Он беспокоился, что сделается гиперчувствительным, остро реагирующим, властным — или что такой стану я, и я не буду знать почему, или что я слишком строго буду судить себя за вещи, которые он считал поистине типичными для видящих, поистине находящимися за пределами нашего контроля, по крайней мере, вначале.
Он беспокоился, что я не понимаю, как много нам будет хотеться секса.
Он беспокоился, что я захочу более человеческих отношений, потому что такие вещи мне знакомы.
Он беспокоился, что я отвергну его, если это станет для меня слишком.
Я тоже видящая, конечно же.
Ревик это знал.
Он также знал, что меня двадцать восемь лет воспитывали как человека, с человеческим братом, человеческими родителями, человеческими бойфрендами. В моей прежней жизни у людей вроде меня не было поводов пересекаться с настоящими видящими во плоти.
Лишь богатые люди могли позволить себе владеть видящим. Лишь богатые люди, директора корпораций или военные работали вместе с ними. Даже видящие-проститутки далеко не по карману среднестатистическому человеку — это при условии, что ты вообще интересуешься таким. А я таким не интересовалась.
Смысл в том, что в моей прежней жизни видящие находились вообще на другой орбите.

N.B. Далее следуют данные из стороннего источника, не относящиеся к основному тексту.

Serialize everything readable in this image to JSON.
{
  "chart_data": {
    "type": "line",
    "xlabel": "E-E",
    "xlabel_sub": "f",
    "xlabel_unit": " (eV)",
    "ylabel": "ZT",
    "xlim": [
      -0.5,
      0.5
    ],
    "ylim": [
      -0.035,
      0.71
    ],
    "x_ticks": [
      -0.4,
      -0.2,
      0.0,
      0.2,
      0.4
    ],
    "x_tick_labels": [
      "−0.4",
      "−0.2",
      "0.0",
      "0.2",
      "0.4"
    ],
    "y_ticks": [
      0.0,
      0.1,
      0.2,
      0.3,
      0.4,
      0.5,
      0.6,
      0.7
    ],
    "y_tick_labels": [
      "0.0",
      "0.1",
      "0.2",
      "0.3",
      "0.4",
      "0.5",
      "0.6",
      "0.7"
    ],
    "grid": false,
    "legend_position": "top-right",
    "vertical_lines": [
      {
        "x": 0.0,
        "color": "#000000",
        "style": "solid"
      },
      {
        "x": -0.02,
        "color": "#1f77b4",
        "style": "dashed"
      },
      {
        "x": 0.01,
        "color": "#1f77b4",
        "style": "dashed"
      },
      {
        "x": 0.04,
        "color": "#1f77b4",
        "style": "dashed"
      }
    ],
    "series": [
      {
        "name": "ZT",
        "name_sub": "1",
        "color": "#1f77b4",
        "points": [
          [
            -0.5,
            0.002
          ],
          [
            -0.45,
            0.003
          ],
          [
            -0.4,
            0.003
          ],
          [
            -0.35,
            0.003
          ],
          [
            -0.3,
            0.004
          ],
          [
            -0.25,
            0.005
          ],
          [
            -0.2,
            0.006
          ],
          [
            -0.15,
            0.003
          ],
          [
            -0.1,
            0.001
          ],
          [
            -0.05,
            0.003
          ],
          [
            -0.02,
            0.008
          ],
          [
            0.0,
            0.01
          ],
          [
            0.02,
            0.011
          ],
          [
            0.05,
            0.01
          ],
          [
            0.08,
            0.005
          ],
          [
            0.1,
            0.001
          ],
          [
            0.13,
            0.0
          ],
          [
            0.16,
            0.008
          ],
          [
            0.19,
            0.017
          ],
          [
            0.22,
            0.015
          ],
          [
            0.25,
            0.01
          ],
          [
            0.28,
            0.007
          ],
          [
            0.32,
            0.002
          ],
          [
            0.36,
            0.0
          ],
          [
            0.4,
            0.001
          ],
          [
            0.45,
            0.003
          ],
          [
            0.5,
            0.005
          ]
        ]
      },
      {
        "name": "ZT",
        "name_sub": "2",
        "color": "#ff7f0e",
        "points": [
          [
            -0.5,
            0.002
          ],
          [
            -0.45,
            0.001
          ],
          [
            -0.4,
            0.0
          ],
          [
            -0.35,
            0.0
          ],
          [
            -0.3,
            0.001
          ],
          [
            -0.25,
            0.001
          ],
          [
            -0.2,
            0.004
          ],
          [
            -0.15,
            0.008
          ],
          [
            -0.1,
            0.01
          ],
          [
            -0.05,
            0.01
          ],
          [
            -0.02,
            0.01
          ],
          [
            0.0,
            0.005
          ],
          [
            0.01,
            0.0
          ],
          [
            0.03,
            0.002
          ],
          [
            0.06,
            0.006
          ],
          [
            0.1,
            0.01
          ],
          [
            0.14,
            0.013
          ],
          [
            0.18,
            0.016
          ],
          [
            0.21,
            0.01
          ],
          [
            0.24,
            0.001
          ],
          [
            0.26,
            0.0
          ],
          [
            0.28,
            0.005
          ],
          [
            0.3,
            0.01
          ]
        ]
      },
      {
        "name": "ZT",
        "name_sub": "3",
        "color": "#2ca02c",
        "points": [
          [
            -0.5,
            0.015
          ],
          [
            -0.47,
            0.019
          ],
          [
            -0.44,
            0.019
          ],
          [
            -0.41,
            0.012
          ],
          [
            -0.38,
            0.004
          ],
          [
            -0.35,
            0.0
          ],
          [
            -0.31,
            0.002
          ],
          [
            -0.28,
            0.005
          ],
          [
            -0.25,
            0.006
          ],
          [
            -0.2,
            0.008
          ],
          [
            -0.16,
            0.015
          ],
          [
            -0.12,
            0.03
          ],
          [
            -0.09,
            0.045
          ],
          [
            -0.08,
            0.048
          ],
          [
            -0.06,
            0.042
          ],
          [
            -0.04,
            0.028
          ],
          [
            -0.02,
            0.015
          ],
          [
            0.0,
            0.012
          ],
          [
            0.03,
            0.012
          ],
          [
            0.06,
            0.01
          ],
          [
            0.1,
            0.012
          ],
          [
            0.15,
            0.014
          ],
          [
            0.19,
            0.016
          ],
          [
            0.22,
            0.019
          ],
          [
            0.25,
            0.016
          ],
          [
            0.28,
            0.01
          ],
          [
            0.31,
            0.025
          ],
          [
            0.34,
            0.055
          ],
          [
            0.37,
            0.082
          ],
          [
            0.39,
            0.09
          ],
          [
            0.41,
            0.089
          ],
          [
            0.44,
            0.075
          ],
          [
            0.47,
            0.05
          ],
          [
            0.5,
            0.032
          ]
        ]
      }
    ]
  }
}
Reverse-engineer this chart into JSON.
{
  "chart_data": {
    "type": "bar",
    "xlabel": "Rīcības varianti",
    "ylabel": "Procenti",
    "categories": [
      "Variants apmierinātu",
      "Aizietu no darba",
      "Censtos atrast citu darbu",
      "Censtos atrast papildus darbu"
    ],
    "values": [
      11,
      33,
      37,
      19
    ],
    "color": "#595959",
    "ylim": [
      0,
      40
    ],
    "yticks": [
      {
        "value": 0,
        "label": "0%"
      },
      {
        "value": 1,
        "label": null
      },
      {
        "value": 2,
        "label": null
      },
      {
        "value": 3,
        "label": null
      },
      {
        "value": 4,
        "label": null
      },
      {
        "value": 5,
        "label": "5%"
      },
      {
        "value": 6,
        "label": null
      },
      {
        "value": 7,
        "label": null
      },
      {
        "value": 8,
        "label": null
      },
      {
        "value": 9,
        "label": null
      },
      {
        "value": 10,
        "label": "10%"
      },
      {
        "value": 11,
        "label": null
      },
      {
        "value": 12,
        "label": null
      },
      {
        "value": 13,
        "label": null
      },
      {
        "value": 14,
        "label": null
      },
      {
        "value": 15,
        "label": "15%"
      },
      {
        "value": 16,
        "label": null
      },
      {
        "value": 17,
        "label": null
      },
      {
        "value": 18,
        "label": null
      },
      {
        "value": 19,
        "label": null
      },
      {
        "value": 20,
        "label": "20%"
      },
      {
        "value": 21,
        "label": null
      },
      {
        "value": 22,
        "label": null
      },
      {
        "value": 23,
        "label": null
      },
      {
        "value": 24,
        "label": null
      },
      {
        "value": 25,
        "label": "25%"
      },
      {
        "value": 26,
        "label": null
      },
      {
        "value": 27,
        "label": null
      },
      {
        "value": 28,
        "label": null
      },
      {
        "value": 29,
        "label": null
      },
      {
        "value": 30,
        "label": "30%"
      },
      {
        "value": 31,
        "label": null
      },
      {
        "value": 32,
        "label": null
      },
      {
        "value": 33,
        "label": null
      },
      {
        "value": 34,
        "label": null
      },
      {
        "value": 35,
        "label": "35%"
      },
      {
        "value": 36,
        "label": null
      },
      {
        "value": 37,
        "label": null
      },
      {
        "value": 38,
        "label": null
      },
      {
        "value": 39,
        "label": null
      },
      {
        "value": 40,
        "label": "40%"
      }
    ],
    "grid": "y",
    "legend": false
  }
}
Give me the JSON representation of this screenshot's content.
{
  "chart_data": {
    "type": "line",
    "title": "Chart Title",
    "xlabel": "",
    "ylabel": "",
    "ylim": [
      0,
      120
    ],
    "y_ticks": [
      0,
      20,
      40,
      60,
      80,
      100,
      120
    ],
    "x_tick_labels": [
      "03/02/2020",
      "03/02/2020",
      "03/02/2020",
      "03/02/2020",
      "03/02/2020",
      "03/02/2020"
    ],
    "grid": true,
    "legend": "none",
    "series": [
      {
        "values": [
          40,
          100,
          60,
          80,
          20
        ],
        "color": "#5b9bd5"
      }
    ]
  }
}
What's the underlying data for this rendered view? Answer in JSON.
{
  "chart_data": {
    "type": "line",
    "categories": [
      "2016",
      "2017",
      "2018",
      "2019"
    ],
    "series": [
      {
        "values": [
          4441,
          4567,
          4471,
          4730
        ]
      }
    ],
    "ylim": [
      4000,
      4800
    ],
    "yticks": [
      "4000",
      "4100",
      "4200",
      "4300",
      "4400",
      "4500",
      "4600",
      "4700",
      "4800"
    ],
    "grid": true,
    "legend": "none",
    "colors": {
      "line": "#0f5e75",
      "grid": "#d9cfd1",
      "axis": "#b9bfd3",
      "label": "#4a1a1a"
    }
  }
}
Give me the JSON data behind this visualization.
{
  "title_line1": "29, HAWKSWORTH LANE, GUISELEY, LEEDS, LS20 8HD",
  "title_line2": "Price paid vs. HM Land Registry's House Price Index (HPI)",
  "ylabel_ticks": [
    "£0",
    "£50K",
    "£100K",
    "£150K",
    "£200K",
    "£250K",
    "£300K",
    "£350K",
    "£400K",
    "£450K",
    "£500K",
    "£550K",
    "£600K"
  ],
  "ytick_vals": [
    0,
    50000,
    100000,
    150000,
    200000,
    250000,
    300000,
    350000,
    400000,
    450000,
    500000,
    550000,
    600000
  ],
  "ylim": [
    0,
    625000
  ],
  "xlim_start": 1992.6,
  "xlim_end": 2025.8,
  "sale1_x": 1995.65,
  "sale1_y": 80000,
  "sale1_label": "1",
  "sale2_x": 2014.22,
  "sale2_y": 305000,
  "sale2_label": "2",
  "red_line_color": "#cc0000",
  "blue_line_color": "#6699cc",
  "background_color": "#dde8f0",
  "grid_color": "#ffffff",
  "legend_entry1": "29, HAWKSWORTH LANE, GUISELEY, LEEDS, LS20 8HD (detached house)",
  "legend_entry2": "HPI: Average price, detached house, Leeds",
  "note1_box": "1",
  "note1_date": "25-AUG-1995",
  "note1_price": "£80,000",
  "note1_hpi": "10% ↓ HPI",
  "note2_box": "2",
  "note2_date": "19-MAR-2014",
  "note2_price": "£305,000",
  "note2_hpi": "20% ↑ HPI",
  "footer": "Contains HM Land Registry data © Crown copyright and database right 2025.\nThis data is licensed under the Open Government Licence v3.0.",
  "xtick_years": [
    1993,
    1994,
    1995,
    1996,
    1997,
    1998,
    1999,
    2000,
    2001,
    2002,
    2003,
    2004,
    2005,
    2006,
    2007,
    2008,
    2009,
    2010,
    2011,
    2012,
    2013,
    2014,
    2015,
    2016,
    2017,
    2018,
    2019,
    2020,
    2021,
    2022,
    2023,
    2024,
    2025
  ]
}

И конечно же, никто в здравом уме не захотел бы стать видящим.
Конечно, многие люди романтизировали видящих. Некоторые хотели заполучить их экстрасенсорные способности. У некоторых был фетиш на их внешность, их члены, их способности делать что-то с людьми, внушать им что-то или контролировать их. Видящие определённо имели поклонников.
Черт, да видящим посвящались целые религии.
И все же суровая реальность заключалась в наличии рабства, пусть и в красивой обёртке.
Проснувшись в первый раз, голая и лежащая рядом со своим новоявленным мужем, я поймала себя на том, что опять думаю обо всем этом, и о самых настоящих отличиях между нами.
Я уставилась в потолок деревянной хижины в Гималаях, куда привёл меня Ревик, и наблюдала, как отсветы пламени образуют узоры на беленой поверхности.
Он беспокоился, что я сочту хижину недостаточно роскошной для того, что по сути являлось нашим медовым месяцем. Впервые приведя меня сюда, Ревик ходил за мной хвостиком, периодически касаясь моего света и пытаясь определить мою реакцию на выбранное им место.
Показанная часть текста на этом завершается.